I HAVE no doubt that everyone reading this will be aware of the revelations in The Sun regarding comments that Tommy Robinson made in a WhatsApp group that he not unfairly assumed was private and between friends. I don’t really intend to discuss the content of those messages as they are not the issue at all.
The real issue is the shameful invasion of privacy by The Sun newspaper. If there is anyone reading this who has never had a private conversation in which they have got a little bit gobby and said things that they wouldn’t like to be made public but have done so either because they are drunk or at least comfortable to let their hair down a little then I would surely like to meet you as you need to be congratulated because you are a literal saint.
Watching Tommy’s latest video it was hard not to feel sympathy for him on a human level. Leaving aside the obvious betrayal by someone he would have trusted and considered a friend, it was clear as he responded to comments suggesting he needed to be more careful that he could feel the mental space he inhabits close in around him. While I understand those comments and concerns of people in UKIP who are nervous given his association with the Party in the popular mind they are missing the point of what has happened here.
You can think what you like of his politics and alot of people simply don’t like them and that is, of course, their democratic right to disagree. However, he also has a right as a human being to privacy and to, once in a while, be a pillock and say stupid things if he so chooses without having to live under the constant threat of having that exposed and facing censure for what he has said. What he said didn’t harm anyone nor was it encouraging that, you may well think he said stupid things and you may well be right but that doesn’t change anything I have said above. If, however, you feel he doesn’t have that right then that takes us to a frankly terrifying place where no-one can actually be free.

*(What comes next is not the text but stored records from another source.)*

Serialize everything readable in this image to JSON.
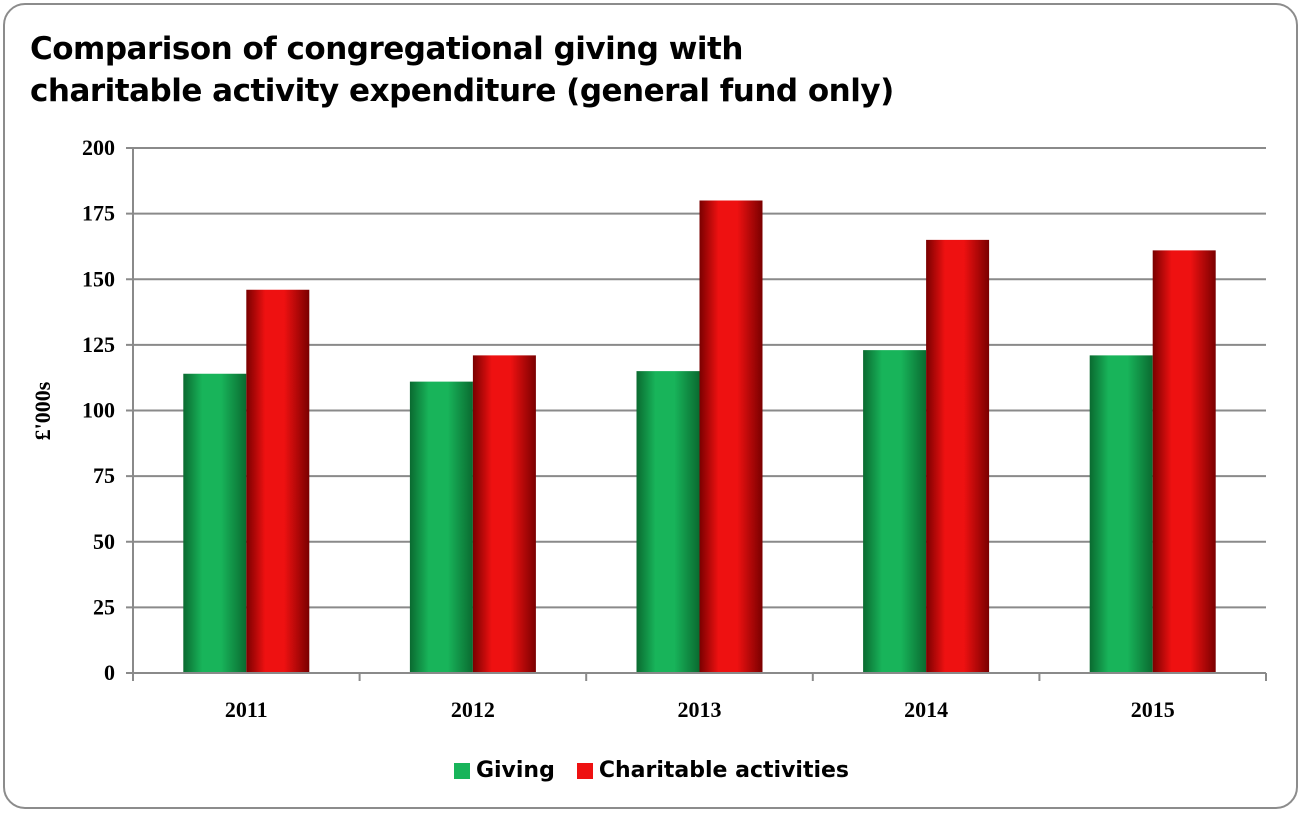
{
  "chart_data": {
    "type": "bar",
    "title": [
      "Comparison of congregational giving with",
      "charitable activity expenditure (general fund only)"
    ],
    "ylabel": "£'000s",
    "xlabel": "",
    "categories": [
      "2011",
      "2012",
      "2013",
      "2014",
      "2015"
    ],
    "series": [
      {
        "name": "Giving",
        "values": [
          114,
          111,
          115,
          123,
          121
        ],
        "color": "#18b45a",
        "color_dark": "#0a6a30"
      },
      {
        "name": "Charitable activities",
        "values": [
          146,
          121,
          180,
          165,
          161
        ],
        "color": "#ee1111",
        "color_dark": "#7a0000"
      }
    ],
    "ylim": [
      0,
      200
    ],
    "yticks": [
      "0",
      "25",
      "50",
      "75",
      "100",
      "125",
      "150",
      "175",
      "200"
    ],
    "grid": true,
    "legend": "bottom"
  }
}
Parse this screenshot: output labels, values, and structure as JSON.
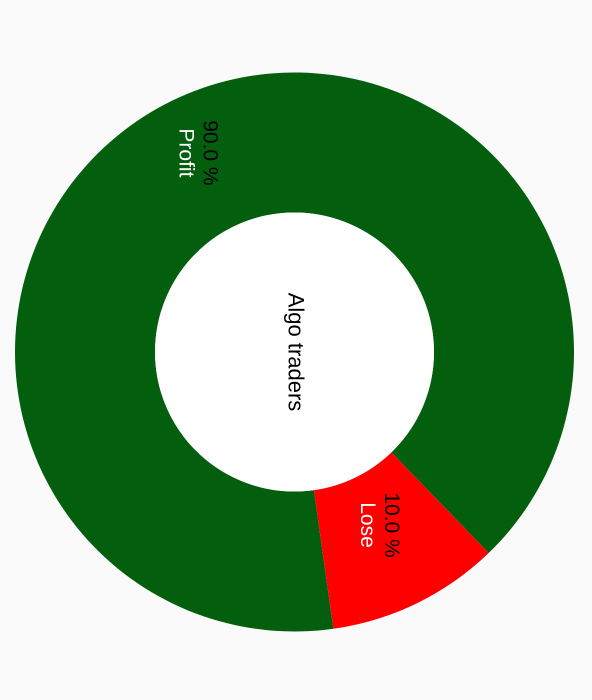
{
  "chart_data": {
    "type": "pie",
    "donut": true,
    "center_label": "Algo traders",
    "slices": [
      {
        "name": "Profit",
        "value": 90.0,
        "percent_label": "90.0 %",
        "color": "#035f0e",
        "percent_color": "#000000",
        "name_color": "#ffffff"
      },
      {
        "name": "Lose",
        "value": 10.0,
        "percent_label": "10.0 %",
        "color": "#ff0000",
        "percent_color": "#000000",
        "name_color": "#ffffff"
      }
    ],
    "legend": "none",
    "orientation": "rotated-90-clockwise"
  },
  "colors": {
    "background": "#fafafa",
    "hole": "#ffffff"
  }
}
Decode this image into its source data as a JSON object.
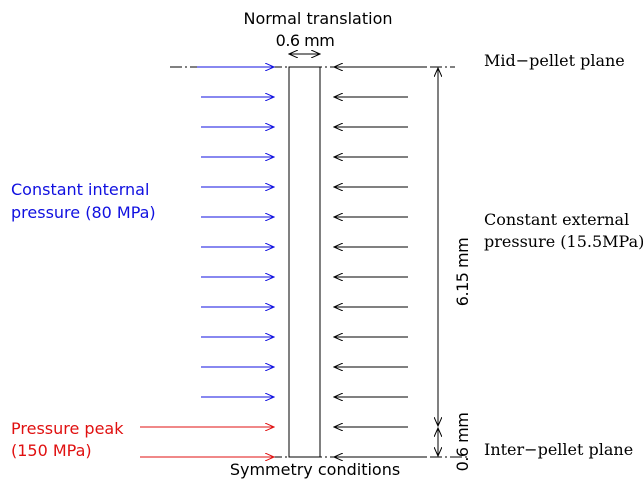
{
  "labels": {
    "top_title": "Normal translation",
    "width_dim": "0.6 mm",
    "mid_plane": "Mid−pellet plane",
    "inter_plane": "Inter−pellet plane",
    "internal_line1": "Constant internal",
    "internal_line2": "pressure (80 MPa)",
    "external_line1": "Constant external",
    "external_line2": "pressure (15.5MPa)",
    "peak_line1": "Pressure peak",
    "peak_line2": "(150 MPa)",
    "length_dim": "6.15 mm",
    "peak_dim": "0.6 mm",
    "bottom_title": "Symmetry conditions"
  },
  "colors": {
    "internal": "#1010e0",
    "peak": "#e01010",
    "external": "#000000",
    "structure": "#000000"
  },
  "arrows": {
    "internal_count": 12,
    "peak_count": 2,
    "external_count": 14
  }
}
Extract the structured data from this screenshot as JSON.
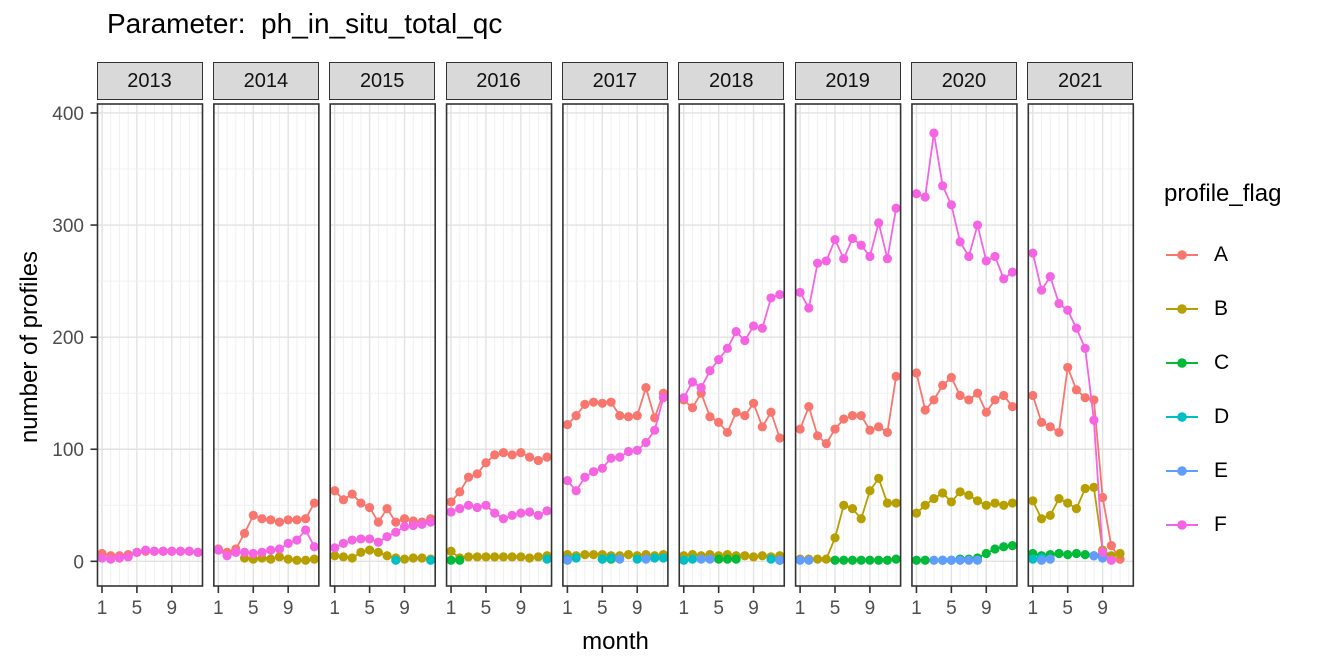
{
  "title": "Parameter:  ph_in_situ_total_qc",
  "axes": {
    "y_label": "number of profiles",
    "x_label": "month",
    "y_ticks": [
      0,
      100,
      200,
      300,
      400
    ],
    "x_ticks": [
      1,
      5,
      9
    ]
  },
  "legend": {
    "title": "profile_flag",
    "position": "right",
    "items": [
      {
        "label": "A",
        "color": "#F8766D"
      },
      {
        "label": "B",
        "color": "#B79F00"
      },
      {
        "label": "C",
        "color": "#00BA38"
      },
      {
        "label": "D",
        "color": "#00BFC4"
      },
      {
        "label": "E",
        "color": "#619CFF"
      },
      {
        "label": "F",
        "color": "#F564E3"
      }
    ]
  },
  "chart_data": {
    "type": "line",
    "title": "Parameter:  ph_in_situ_total_qc",
    "xlabel": "month",
    "ylabel": "number of profiles",
    "facet_by": "year",
    "x": [
      1,
      2,
      3,
      4,
      5,
      6,
      7,
      8,
      9,
      10,
      11,
      12
    ],
    "ylim": [
      -22,
      408
    ],
    "y_major_gridlines": [
      0,
      100,
      200,
      300,
      400
    ],
    "y_minor_gridlines": [
      50,
      150,
      250,
      350
    ],
    "x_tick_months": [
      1,
      5,
      9
    ],
    "grid": true,
    "draw_order": [
      "A",
      "B",
      "C",
      "D",
      "E",
      "F"
    ],
    "facets": [
      {
        "year": "2013",
        "series": {
          "A": [
            7,
            5,
            5,
            6,
            8,
            9,
            9,
            9,
            9,
            9,
            9,
            8
          ],
          "F": [
            3,
            2,
            3,
            4,
            8,
            10,
            9,
            9,
            9,
            9,
            9,
            8
          ]
        }
      },
      {
        "year": "2014",
        "series": {
          "A": [
            11,
            8,
            11,
            25,
            41,
            38,
            37,
            35,
            37,
            37,
            38,
            52
          ],
          "B": [
            null,
            null,
            null,
            3,
            2,
            3,
            2,
            4,
            2,
            1,
            1,
            2
          ],
          "F": [
            10,
            5,
            8,
            8,
            7,
            8,
            10,
            11,
            16,
            19,
            28,
            13
          ]
        }
      },
      {
        "year": "2015",
        "series": {
          "A": [
            63,
            55,
            60,
            52,
            48,
            35,
            47,
            35,
            38,
            36,
            35,
            38
          ],
          "B": [
            5,
            4,
            3,
            8,
            10,
            8,
            5,
            3,
            2,
            3,
            3,
            2
          ],
          "D": [
            null,
            null,
            null,
            null,
            null,
            null,
            null,
            1,
            null,
            null,
            null,
            1
          ],
          "F": [
            12,
            16,
            19,
            20,
            20,
            17,
            22,
            26,
            31,
            32,
            33,
            35
          ]
        }
      },
      {
        "year": "2016",
        "series": {
          "A": [
            53,
            62,
            75,
            78,
            88,
            95,
            97,
            95,
            97,
            93,
            90,
            93
          ],
          "B": [
            9,
            3,
            4,
            4,
            4,
            4,
            4,
            4,
            4,
            3,
            4,
            5
          ],
          "C": [
            1,
            1,
            null,
            null,
            null,
            null,
            null,
            null,
            null,
            null,
            null,
            null
          ],
          "D": [
            null,
            null,
            null,
            null,
            null,
            null,
            null,
            null,
            null,
            null,
            null,
            2
          ],
          "F": [
            44,
            47,
            50,
            48,
            50,
            43,
            38,
            41,
            43,
            44,
            41,
            45
          ]
        }
      },
      {
        "year": "2017",
        "series": {
          "A": [
            122,
            130,
            140,
            142,
            141,
            142,
            130,
            129,
            130,
            155,
            128,
            150
          ],
          "B": [
            6,
            5,
            6,
            6,
            6,
            5,
            5,
            6,
            5,
            6,
            5,
            6
          ],
          "C": [
            null,
            null,
            null,
            null,
            2,
            2,
            null,
            null,
            null,
            null,
            null,
            null
          ],
          "D": [
            2,
            3,
            null,
            null,
            2,
            3,
            null,
            null,
            2,
            null,
            3,
            3
          ],
          "E": [
            1,
            null,
            null,
            null,
            null,
            null,
            2,
            null,
            null,
            2,
            null,
            null
          ],
          "F": [
            72,
            63,
            75,
            80,
            83,
            92,
            93,
            98,
            99,
            106,
            117,
            146
          ]
        }
      },
      {
        "year": "2018",
        "series": {
          "A": [
            144,
            137,
            150,
            129,
            124,
            115,
            133,
            130,
            141,
            120,
            133,
            110
          ],
          "B": [
            5,
            6,
            5,
            6,
            5,
            6,
            5,
            5,
            4,
            5,
            4,
            5
          ],
          "C": [
            null,
            null,
            null,
            null,
            2,
            2,
            2,
            null,
            null,
            null,
            null,
            1
          ],
          "D": [
            1,
            2,
            null,
            null,
            null,
            null,
            null,
            null,
            null,
            null,
            2,
            null
          ],
          "E": [
            null,
            null,
            2,
            2,
            null,
            null,
            null,
            null,
            null,
            null,
            null,
            1
          ],
          "F": [
            146,
            160,
            155,
            170,
            180,
            190,
            205,
            197,
            210,
            208,
            235,
            238
          ]
        }
      },
      {
        "year": "2019",
        "series": {
          "A": [
            118,
            138,
            112,
            105,
            118,
            127,
            130,
            130,
            117,
            120,
            115,
            165
          ],
          "B": [
            2,
            2,
            2,
            2,
            21,
            50,
            47,
            38,
            63,
            74,
            52,
            52
          ],
          "C": [
            null,
            null,
            null,
            null,
            1,
            1,
            1,
            1,
            1,
            1,
            1,
            2
          ],
          "E": [
            1,
            1,
            null,
            null,
            null,
            null,
            null,
            null,
            null,
            null,
            null,
            null
          ],
          "F": [
            240,
            226,
            266,
            268,
            287,
            270,
            288,
            282,
            272,
            302,
            270,
            315
          ]
        }
      },
      {
        "year": "2020",
        "series": {
          "A": [
            168,
            135,
            144,
            157,
            164,
            148,
            144,
            150,
            133,
            144,
            148,
            138
          ],
          "B": [
            43,
            50,
            56,
            61,
            53,
            62,
            59,
            54,
            50,
            52,
            50,
            52
          ],
          "C": [
            1,
            1,
            null,
            null,
            null,
            2,
            2,
            3,
            7,
            11,
            13,
            14
          ],
          "D": [
            null,
            null,
            null,
            1,
            1,
            null,
            null,
            null,
            null,
            null,
            null,
            null
          ],
          "E": [
            null,
            null,
            1,
            1,
            1,
            1,
            1,
            1,
            null,
            null,
            null,
            null
          ],
          "F": [
            328,
            325,
            382,
            335,
            318,
            285,
            272,
            300,
            268,
            272,
            252,
            258
          ]
        }
      },
      {
        "year": "2021",
        "series": {
          "A": [
            148,
            124,
            120,
            115,
            173,
            153,
            146,
            144,
            57,
            14,
            2,
            null
          ],
          "B": [
            54,
            38,
            41,
            56,
            52,
            47,
            65,
            66,
            10,
            5,
            7,
            null
          ],
          "C": [
            7,
            5,
            6,
            7,
            6,
            7,
            6,
            5,
            6,
            null,
            null,
            null
          ],
          "D": [
            2,
            3,
            null,
            null,
            null,
            null,
            null,
            null,
            null,
            null,
            null,
            null
          ],
          "E": [
            null,
            1,
            2,
            null,
            null,
            null,
            null,
            5,
            3,
            null,
            null,
            null
          ],
          "F": [
            275,
            242,
            254,
            230,
            224,
            208,
            190,
            126,
            8,
            1,
            null,
            null
          ]
        }
      }
    ]
  }
}
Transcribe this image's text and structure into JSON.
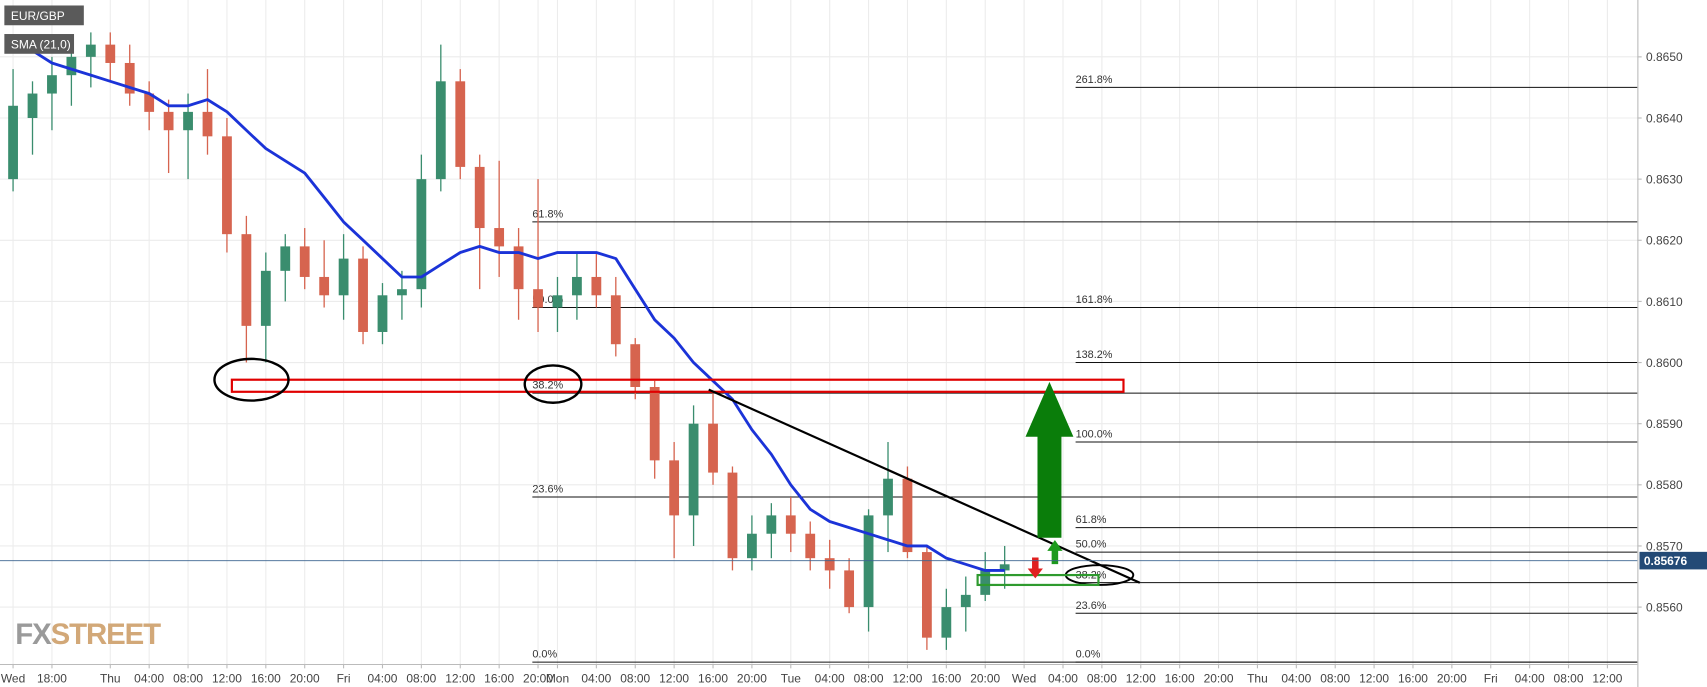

Denying him that right is something akin to emotional torture and it is unacceptable and it is certainly not right to use that as a political weapon to silence his criticism of the BBC. The issue therefore becomes irrelevant and nothing to do with what you think of Tommy Robinson as a person and his politics but basically whether the press have a right to do what they are doing. I would submit that in this instance The Sun have crossed the line from what is acceptable and defensible because it is in the public interest and invaded Tommy’s privacy unfairly. This is the point and this is why regardless of what you think of Tommy Robinson, his politics or indeed the comments he made he should be defended against this outrageous attack.